Dans sa tête, ce chiffre change tout. RDS, le réseau historique, le diffuseur qui avait le monopole du sport francophone, celui qui se présentait comme le modèle de stabilité et de crédibilité, a fait pire que TVA Sports sur le plan des pertes.

Et pour quelqu’un comme Péladeau, qui a bâti sa carrière sur des combats d’ego autant que sur des stratégies d’affaires, ce renversement, aussi mince soit-il, devient un levier psychologique énorme. Il ne voit pas un marché qui s’effondre collectivement ; il voit un rival qui tremble davantage que lui.

C’est précisément pour cette raison que TVA Sports refuse de disparaître doucement du décor à l’approche de l’échéance de 2026.

Dans quelques mois (l'été prochain_, le contrat actuel arrivera à terme, et sans nouvelle entente, la chaîne se retrouvera sans colonne vertébrale et disparaîtra.

Pour n’importe quel dirigeant rationnel, la conclusion serait évidente : réduire les pertes, préparer la sortie, accepter que le cycle est terminé.

Mais Péladeau ne raisonne pas ainsi. Lui est convaincu que le prochain cycle peut encore être négocié, non pas parce que TVA Sports est en position de force, mais parce que RDS, à ses yeux, ne l’est plus non plus.

Or, le contexte actuel rend cette obstination encore plus inflammable. Bell a sécurisé 45 matchs du Canadien, ce qui lui assure une présence dominante sur le plan régional, et tout indique que 15 matchs supplémentaires aboutiront sur Crave, la plateforme de diffusion en continu de Bell.

Autrement dit, l’écosystème Bell est en train de se refermer sur lui-même, en combinant télévision linéaire et streaming, en multipliant les points de contact avec le partisan, tout en gardant le contrôle éditorial et commercial du produit.

Et c’est précisément ce scénario que Péladeau refuse d’accepter. Non pas parce qu’il croit sincèrement pouvoir battre Bell sur ce terrain, mais parce que laisser Bell occuper à la fois RDS et Crave sans opposition visible serait, pour lui, une humiliation stratégique.

Dans sa logique, TVA Sports doit continuer d’exister dans l’équation, ne serait-ce que pour empêcher RDS de se retrouver seule, confortablement installée, avec un quasi-monopole francophone déguisé en modèle multiplateforme.

Les chiffres de 2024 deviennent alors son arme favorite. Peu importe que les deux réseaux perdent de l’argent, peu importe que le modèle global soit fragilisé par le cord-cutting, par la migration publicitaire vers les plateformes étrangères ou par la fragmentation des auditoires.

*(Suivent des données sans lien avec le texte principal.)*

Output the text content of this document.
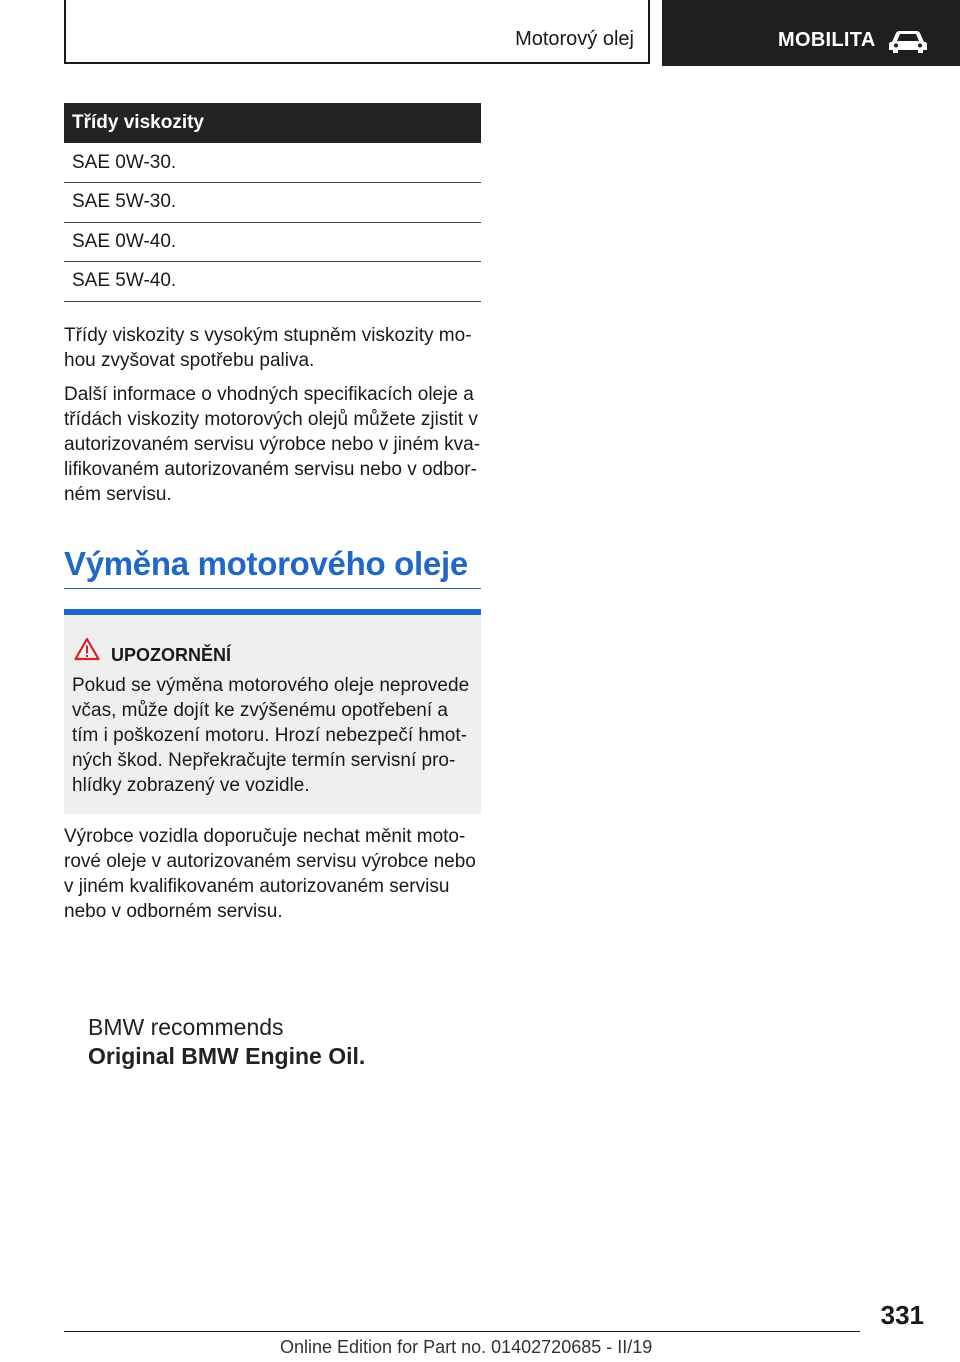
Motorový olej	MOBILITA
Třídy viskozity
SAE 0W-30.
SAE 5W-30.
SAE 0W-40.
SAE 5W-40.

Třídy viskozity s vysokým stupněm viskozity mo-hou zvyšovat spotřebu paliva.

Další informace o vhodných specifikacích oleje a třídách viskozity motorových olejů můžete zjistit v autorizovaném servisu výrobce nebo v jiném kva-lifikovaném autorizovaném servisu nebo v odbor-ném servisu.

Výměna motorového oleje
UPOZORNĚNÍ

Pokud se výměna motorového oleje neprovede včas, může dojít ke zvýšenému opotřebení a tím i poškození motoru. Hrozí nebezpečí hmot-ných škod. Nepřekračujte termín servisní pro-hlídky zobrazený ve vozidle.

Výrobce vozidla doporučuje nechat měnit moto-rové oleje v autorizovaném servisu výrobce nebo v jiném kvalifikovaném autorizovaném servisu nebo v odborném servisu.

BMW recommends
Original BMW Engine Oil.
331
Online Edition for Part no. 01402720685 - II/19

Ce que Péladeau retient, ce qu’il répète, ce qu’il brandit dans les discussions, c’est que TVA Sports a perdu moins que RDS, et qu’à partir de cette réalité, il est convaincu que 2025 confirmera cette tendance. Selon PKP, TVA Sports a encore perdu moins d'argent que RDS cette année.

Dans son esprit, RDS est enfermée dans une structure lourde, coûteuse, obligée de soutenir un volume de production élevé pour alimenter à la fois la télévision et le numérique, alors que TVA Sports, déjà amaigrie, déjà compressée, a moins à perdre.

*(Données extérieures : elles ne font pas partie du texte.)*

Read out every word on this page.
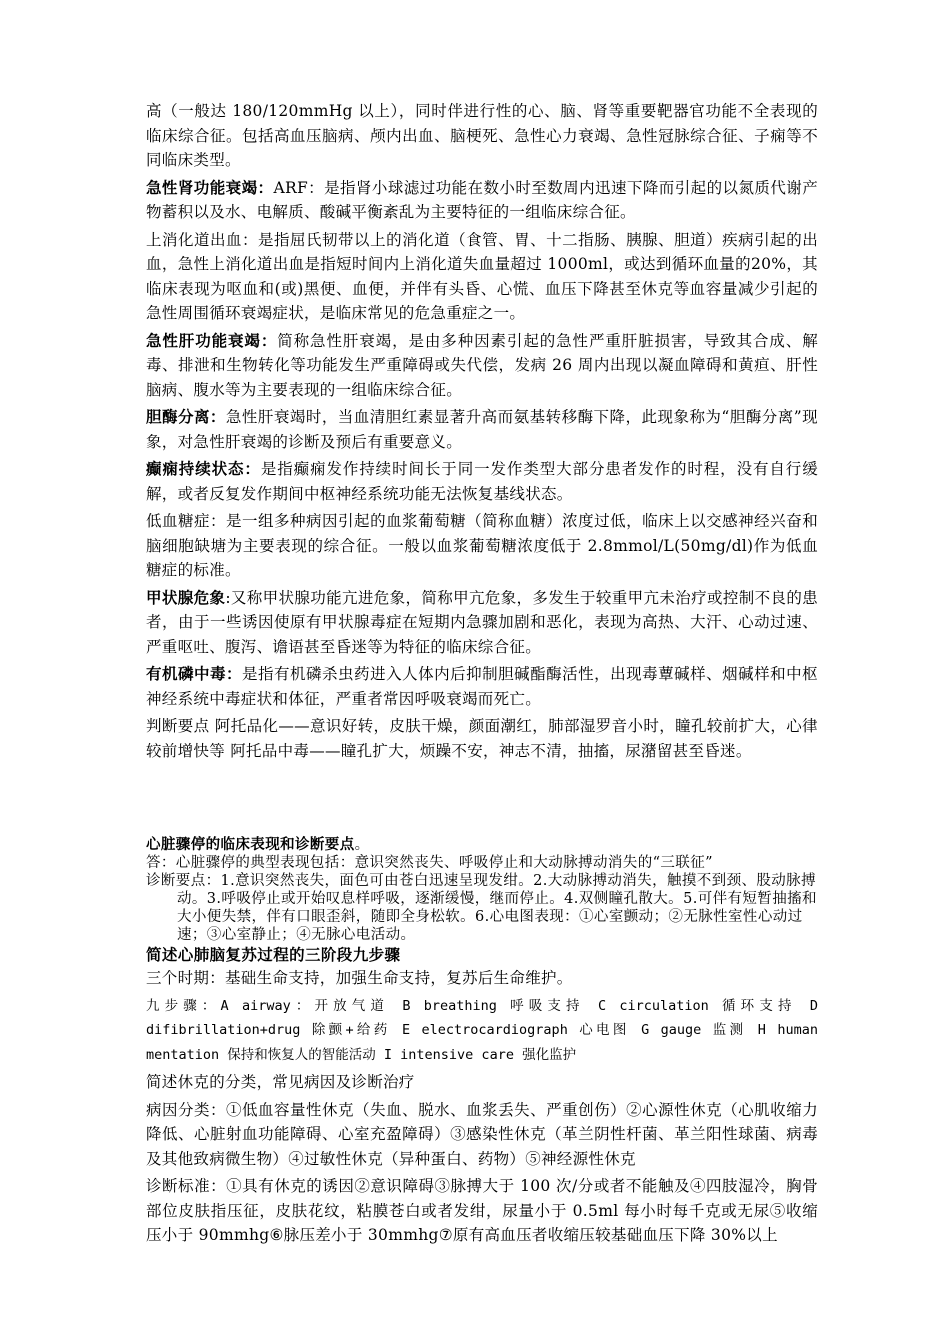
高（一般达 180/120mmHg 以上），同时伴进行性的心、脑、肾等重要靶器官功能不全表现的临床综合征。包括高血压脑病、颅内出血、脑梗死、急性心力衰竭、急性冠脉综合征、子痫等不同临床类型。

急性肾功能衰竭：ARF：是指肾小球滤过功能在数小时至数周内迅速下降而引起的以氮质代谢产物蓄积以及水、电解质、酸碱平衡紊乱为主要特征的一组临床综合征。

上消化道出血：是指屈氏韧带以上的消化道（食管、胃、十二指肠、胰腺、胆道）疾病引起的出血，急性上消化道出血是指短时间内上消化道失血量超过 1000ml，或达到循环血量的20%，其临床表现为呕血和(或)黑便、血便，并伴有头昏、心慌、血压下降甚至休克等血容量减少引起的急性周围循环衰竭症状，是临床常见的危急重症之一。

急性肝功能衰竭：简称急性肝衰竭，是由多种因素引起的急性严重肝脏损害，导致其合成、解毒、排泄和生物转化等功能发生严重障碍或失代偿，发病 26 周内出现以凝血障碍和黄疸、肝性脑病、腹水等为主要表现的一组临床综合征。

胆酶分离：急性肝衰竭时，当血清胆红素显著升高而氨基转移酶下降，此现象称为“胆酶分离”现象，对急性肝衰竭的诊断及预后有重要意义。

癫痫持续状态：是指癫痫发作持续时间长于同一发作类型大部分患者发作的时程，没有自行缓解，或者反复发作期间中枢神经系统功能无法恢复基线状态。

低血糖症：是一组多种病因引起的血浆葡萄糖（简称血糖）浓度过低，临床上以交感神经兴奋和脑细胞缺塘为主要表现的综合征。一般以血浆葡萄糖浓度低于 2.8mmol/L(50mg/dl)作为低血糖症的标准。

甲状腺危象:又称甲状腺功能亢进危象，简称甲亢危象，多发生于较重甲亢未治疗或控制不良的患者，由于一些诱因使原有甲状腺毒症在短期内急骤加剧和恶化，表现为高热、大汗、心动过速、严重呕吐、腹泻、谵语甚至昏迷等为特征的临床综合征。

有机磷中毒：是指有机磷杀虫药进入人体内后抑制胆碱酯酶活性，出现毒蕈碱样、烟碱样和中枢神经系统中毒症状和体征，严重者常因呼吸衰竭而死亡。

判断要点 阿托品化——意识好转，皮肤干燥，颜面潮红，肺部湿罗音小时，瞳孔较前扩大，心律较前增快等 阿托品中毒——瞳孔扩大，烦躁不安，神志不清，抽搐，尿潴留甚至昏迷。

心脏骤停的临床表现和诊断要点。

答：心脏骤停的典型表现包括：意识突然丧失、呼吸停止和大动脉搏动消失的“三联征”

诊断要点：1.意识突然丧失，面色可由苍白迅速呈现发绀。2.大动脉搏动消失，触摸不到颈、股动脉搏动。3.呼吸停止或开始叹息样呼吸，逐渐缓慢，继而停止。4.双侧瞳孔散大。5.可伴有短暂抽搐和大小便失禁，伴有口眼歪斜，随即全身松软。6.心电图表现：①心室颤动；②无脉性室性心动过速；③心室静止；④无脉心电活动。

简述心肺脑复苏过程的三阶段九步骤

三个时期：基础生命支持，加强生命支持，复苏后生命维护。

九步骤：A airway：开放气道 B breathing 呼吸支持 C circulation 循环支持 D difibrillation+drug 除颤+给药 E electrocardiograph 心电图 G gauge 监测 H human mentation 保持和恢复人的智能活动 I intensive care 强化监护

简述休克的分类，常见病因及诊断治疗

病因分类：①低血容量性休克（失血、脱水、血浆丢失、严重创伤）②心源性休克（心肌收缩力降低、心脏射血功能障碍、心室充盈障碍）③感染性休克（革兰阴性杆菌、革兰阳性球菌、病毒及其他致病微生物）④过敏性休克（异种蛋白、药物）⑤神经源性休克

诊断标准：①具有休克的诱因②意识障碍③脉搏大于 100 次/分或者不能触及④四肢湿冷，胸骨部位皮肤指压征，皮肤花纹，粘膜苍白或者发绀，尿量小于 0.5ml 每小时每千克或无尿⑤收缩压小于 90mmhg⑥脉压差小于 30mmhg⑦原有高血压者收缩压较基础血压下降 30%以上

C’est cette conviction qui explique pourquoi les négociations se poursuivent, pourquoi TVA Sports cherche encore à obtenir une part des droits restants, pourquoi elle refuse de s’effacer complètement du portrait national francophone.

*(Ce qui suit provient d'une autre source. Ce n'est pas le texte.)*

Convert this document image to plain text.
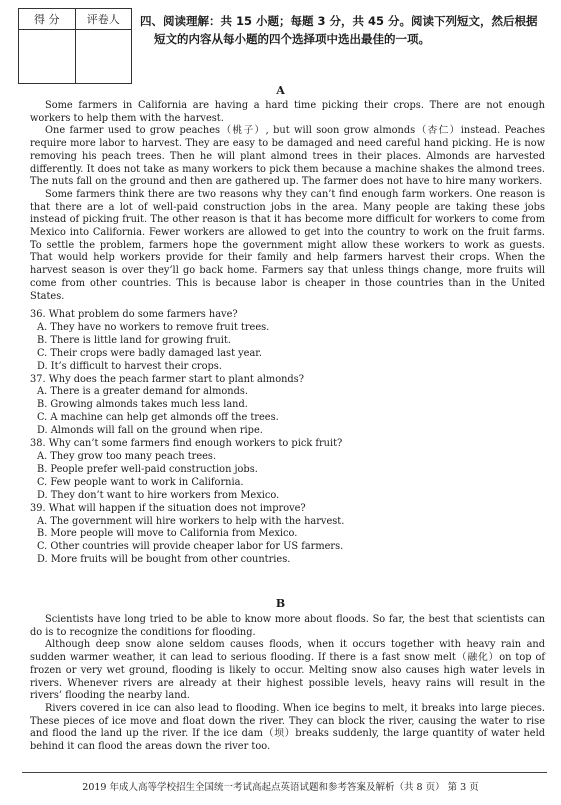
得 分	评卷人	四、阅读理解：共 15 小题；每题 3 分，共 45 分。阅读下列短文，然后根据
短文的内容从每小题的四个选择项中选出最佳的一项。
A

Some farmers in California are having a hard time picking their crops. There are not enough workers to help them with the harvest.

One farmer used to grow peaches（桃子）, but will soon grow almonds（杏仁）instead. Peaches require more labor to harvest. They are easy to be damaged and need careful hand picking. He is now removing his peach trees. Then he will plant almond trees in their places. Almonds are harvested differently. It does not take as many workers to pick them because a machine shakes the almond trees. The nuts fall on the ground and then are gathered up. The farmer does not have to hire many workers.

Some farmers think there are two reasons why they can’t find enough farm workers. One reason is that there are a lot of well-paid construction jobs in the area. Many people are taking these jobs instead of picking fruit. The other reason is that it has become more difficult for workers to come from Mexico into California. Fewer workers are allowed to get into the country to work on the fruit farms. To settle the problem, farmers hope the government might allow these workers to work as guests. That would help workers provide for their family and help farmers harvest their crops. When the harvest season is over they’ll go back home. Farmers say that unless things change, more fruits will come from other countries. This is because labor is cheaper in those countries than in the United States.

36. What problem do some farmers have?

A. They have no workers to remove fruit trees.

B. There is little land for growing fruit.

C. Their crops were badly damaged last year.

D. It’s difficult to harvest their crops.

37. Why does the peach farmer start to plant almonds?

A. There is a greater demand for almonds.

B. Growing almonds takes much less land.

C. A machine can help get almonds off the trees.

D. Almonds will fall on the ground when ripe.

38. Why can’t some farmers find enough workers to pick fruit?

A. They grow too many peach trees.

B. People prefer well-paid construction jobs.

C. Few people want to work in California.

D. They don’t want to hire workers from Mexico.

39. What will happen if the situation does not improve?

A. The government will hire workers to help with the harvest.

B. More people will move to California from Mexico.

C. Other countries will provide cheaper labor for US farmers.

D. More fruits will be bought from other countries.

B

Scientists have long tried to be able to know more about floods. So far, the best that scientists can do is to recognize the conditions for flooding.

Although deep snow alone seldom causes floods, when it occurs together with heavy rain and sudden warmer weather, it can lead to serious flooding. If there is a fast snow melt（融化）on top of frozen or very wet ground, flooding is likely to occur. Melting snow also causes high water levels in rivers. Whenever rivers are already at their highest possible levels, heavy rains will result in the rivers’ flooding the nearby land.

Rivers covered in ice can also lead to flooding. When ice begins to melt, it breaks into large pieces. These pieces of ice move and float down the river. They can block the river, causing the water to rise and flood the land up the river. If the ice dam（坝）breaks suddenly, the large quantity of water held behind it can flood the areas down the river too.

2019 年成人高等学校招生全国统一考试高起点英语试题和参考答案及解析（共 8 页） 第 3 页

Ce n’est pas un calcul de rentabilité pure ; c’est un calcul de positionnement. Péladeau ne cherche pas à gagner la guerre du hockey, il cherche à ne pas en être exclu définitivement, et surtout à ne pas offrir à RDS une victoire sans résistance.

Au fond, cette bataille dépasse largement la question des matchs. Elle touche à l’orgueil, à l’image, à l’idée même que Péladeau se fait de son rôle dans l’écosystème médiatique québécois.

Voilà pourquoi TVA Sports continue de se battre, voilà pourquoi les discussions n’ont pas cessé, voilà pourquoi Péladeau s’accroche à ce qu’il considère comme une victoire symbolique: perdre moins de cash que son rival.

TVA Sports va bien, mais parce que, dans son esprit, RDS va moins bien qu’avant, et que tant que cette brèche existe, il refusera de quitter la table.

L'orgueil peut déplacer des montagnes. Celui de PKP veut faire suer Bell jusqu'au bout.